>On Thu, Jun 05, 2025 at 02:44:15PM -0700, Andrew Morton wrote:
>> On Thu, 5 Jun 2025 14:52:52 +0800 wangzijie <wangzijie1@xxxxxxxxx> wrote:
>>
>> > Clearing FMODE_LSEEK flag should not rely on whether proc_open ops exists,
>>
>> Why is this?
>>
>> > fix it.
>>
>> What are the consequences of the fix? Is there presently some kernel
>> misbehavior?
>
>At a guess, that would be an oops due to this:
> if (pde_is_permanent(pde)) {
> return pde->proc_ops->proc_lseek(file, offset, whence);
> } else if (use_pde(pde)) {
> rv = pde->proc_ops->proc_lseek(file, offset, whence);
> unuse_pde(pde);
> }
>in proc_reg_llseek(). No FMODE_LSEEK == "no seeks for that file, just
>return -ESPIPE". It is set by do_dentry_open() if you have NULL
>->llseek() in ->f_op; the reason why procfs needs to adjust that is
>the it has uniform ->llseek, calling the underlying method for that
>proc_dir_entry. So if it's NULL, we need ->open() (also uniform,
>proc_reg_open() for all of those) to clear FMODE_LSEEK from ->f_mode.
>
>The thing I don't understand is where the hell had proc_reg_open()

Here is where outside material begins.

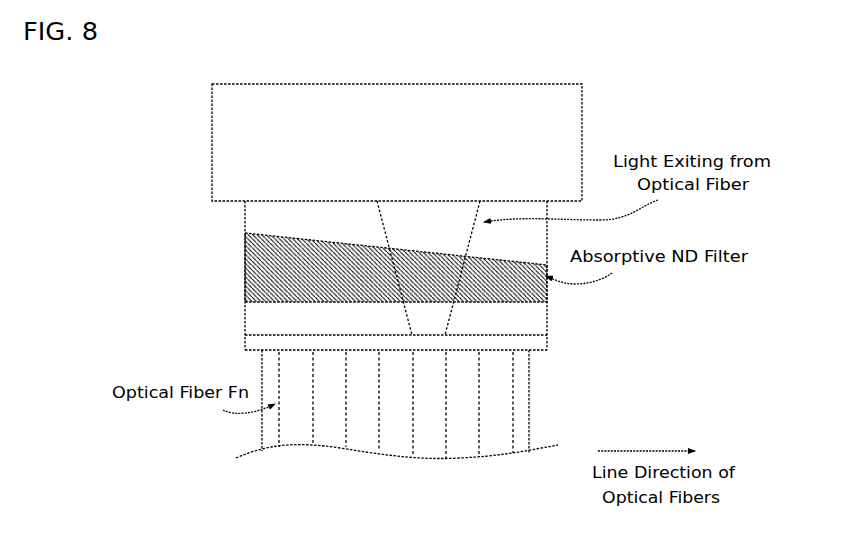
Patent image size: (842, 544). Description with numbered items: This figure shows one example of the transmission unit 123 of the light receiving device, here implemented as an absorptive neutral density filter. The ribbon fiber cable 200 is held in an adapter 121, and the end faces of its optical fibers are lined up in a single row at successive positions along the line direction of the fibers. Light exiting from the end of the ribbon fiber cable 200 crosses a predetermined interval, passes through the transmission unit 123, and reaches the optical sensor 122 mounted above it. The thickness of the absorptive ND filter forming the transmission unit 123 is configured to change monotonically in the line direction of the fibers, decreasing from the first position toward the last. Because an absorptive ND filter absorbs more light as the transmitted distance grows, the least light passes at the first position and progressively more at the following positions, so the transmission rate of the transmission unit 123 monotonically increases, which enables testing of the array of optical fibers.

The optical sensor 122 is at (618, 127).
The transmission unit 123 is at (241, 273).
The adapter 121 is at (240, 343).
The ribbon fiber cable 200 is at (590, 405).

>changed in that way - commit refered in the patch doesn't exist in
>mainline, doesn't seem to be in -next or -stable either.
My bad for making this misbehavior, thank you for helping explain it.
commit 654b33ada4ab("proc: fix UAF in proc_get_inode()") is in -stable,
I refered v1 just for showing race in rmmod scenario, it's my bad.